Румянец медленно сбежал с лица девочки.
— Тинка, — тихо проговорил Виктор Михайлович, — ну, Тинка, ты ведь уже большая! Они не засыпали, Тинка, они умирали. Кто от болезней, кто от ран, а кто и просто неизвестно почему. Их хоронили в той камере с зеленым огоньком. Алеша ведь никогда не видел смерти, вот отец и придумал все это. Чтобы ему было легче, чтобы он не чувствовал себя таким одиноким.
Тинка затрясла головой:
— Это неправда!
Виктор Михайлович вздохнул и отвернулся к окну.
— Это неправда! — закричала Тинка ему в затылок, но она уже знала, что это правда.

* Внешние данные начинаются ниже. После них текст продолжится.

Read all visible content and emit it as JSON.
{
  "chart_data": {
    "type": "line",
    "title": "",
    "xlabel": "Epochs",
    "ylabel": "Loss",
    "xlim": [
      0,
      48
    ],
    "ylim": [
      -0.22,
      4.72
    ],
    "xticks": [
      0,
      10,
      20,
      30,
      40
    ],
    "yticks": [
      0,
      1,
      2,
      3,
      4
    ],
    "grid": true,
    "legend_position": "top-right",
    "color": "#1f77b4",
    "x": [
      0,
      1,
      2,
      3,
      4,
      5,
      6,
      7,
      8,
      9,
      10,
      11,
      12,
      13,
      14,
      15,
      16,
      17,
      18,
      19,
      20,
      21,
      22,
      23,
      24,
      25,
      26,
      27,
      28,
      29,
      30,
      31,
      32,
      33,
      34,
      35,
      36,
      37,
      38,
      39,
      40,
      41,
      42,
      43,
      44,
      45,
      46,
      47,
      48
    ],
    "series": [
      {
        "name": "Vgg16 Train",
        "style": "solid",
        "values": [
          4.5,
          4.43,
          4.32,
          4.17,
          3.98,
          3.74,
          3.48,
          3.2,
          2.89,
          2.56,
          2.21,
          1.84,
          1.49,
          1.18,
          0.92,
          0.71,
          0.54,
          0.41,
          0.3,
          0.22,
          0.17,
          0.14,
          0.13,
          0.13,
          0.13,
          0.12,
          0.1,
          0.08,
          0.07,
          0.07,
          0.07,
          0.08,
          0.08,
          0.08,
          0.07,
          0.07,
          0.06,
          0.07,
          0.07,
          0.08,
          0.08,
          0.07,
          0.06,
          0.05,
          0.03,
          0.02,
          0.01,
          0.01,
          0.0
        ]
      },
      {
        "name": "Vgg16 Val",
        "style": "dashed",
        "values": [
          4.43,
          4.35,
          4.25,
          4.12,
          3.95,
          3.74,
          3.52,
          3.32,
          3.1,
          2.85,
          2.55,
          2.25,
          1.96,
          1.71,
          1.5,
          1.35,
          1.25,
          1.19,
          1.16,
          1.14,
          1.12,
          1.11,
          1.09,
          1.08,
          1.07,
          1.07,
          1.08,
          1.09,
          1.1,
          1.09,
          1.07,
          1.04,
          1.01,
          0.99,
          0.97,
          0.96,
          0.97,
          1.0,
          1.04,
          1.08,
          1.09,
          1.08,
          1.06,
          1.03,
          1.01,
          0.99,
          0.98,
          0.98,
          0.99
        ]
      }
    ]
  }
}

— Ликвидируя аварию, отец Алеши получил смертельное лучевое поражение, — не оборачиваясь, сказал Виктор Михайлович. — Он мог бы прожить месяца два. Но как бы воспринял его мучительную смерть Алеша? И через три недели, закончив все свои дела, он сам закрыл за собой дверь с зеленым огоньком.
Он помолчал и пожал плечами:
— Кто знает? Тела погибших все время хранились и хранятся в гелиевых камерах. Может быть, когда-нибудь ученые и сумеют вернуть им жизнь. Но когда? Кто знает об этом?
Виктор Михайлович помолчал и потер ладонью лоб.
— Что ты молчишь, Тинка?
Он обернулся, Тинки в комнате уже не было.
Едва забрезжил рассвет, Тинка уже сбегала по лестнице к морю. Стволы деревьев, листва, цветы и песок — все казалось одинаково серым и тусклым в блеклом свете. Только над самой гладью воды наливалась ясными алыми красками заря. Тинка не ошиблась: Алеша сидел на том же самом камне, что и вчера. Он еще издали заметил девочку, но промолчал и не повернул головы.
— Я тебе не помешаю? — спросила Тинка, останавливаясь в нескольких шагах.
— Нет, — ответил Алеша.
Тинка подошла ближе и села прямо на сыпучий прохладный песок. Помолчала и спросила негромко:
— Ты ждешь отца?
Алеша обернулся:
— Откуда ты знаешь?
Тинка вздохнула:
— Знаю. — Обхватила руками коленки и добавила: — Я ведь тоже ждала маму. Она была на Юпитере. Была, была — и вдруг пропала связь.
Она покосилась на Алешу. Мальчик смотрел на нее, затаив дыхание.
— Я ее долго ждала, — вздохнула Тинка, — знаешь сколько? Целых два года. А потом пришли и сказали, чтобы я не ждала. Мама не вернется, никогда! — Она передохнула. — А иногда думаю, что это неправда. Неправда, вот и все! Кому нужна такая несправедливость? Зачем? И вот я думаю — возьмет мама и вернется. Понимаешь? Возьмет и всем им назло вернется!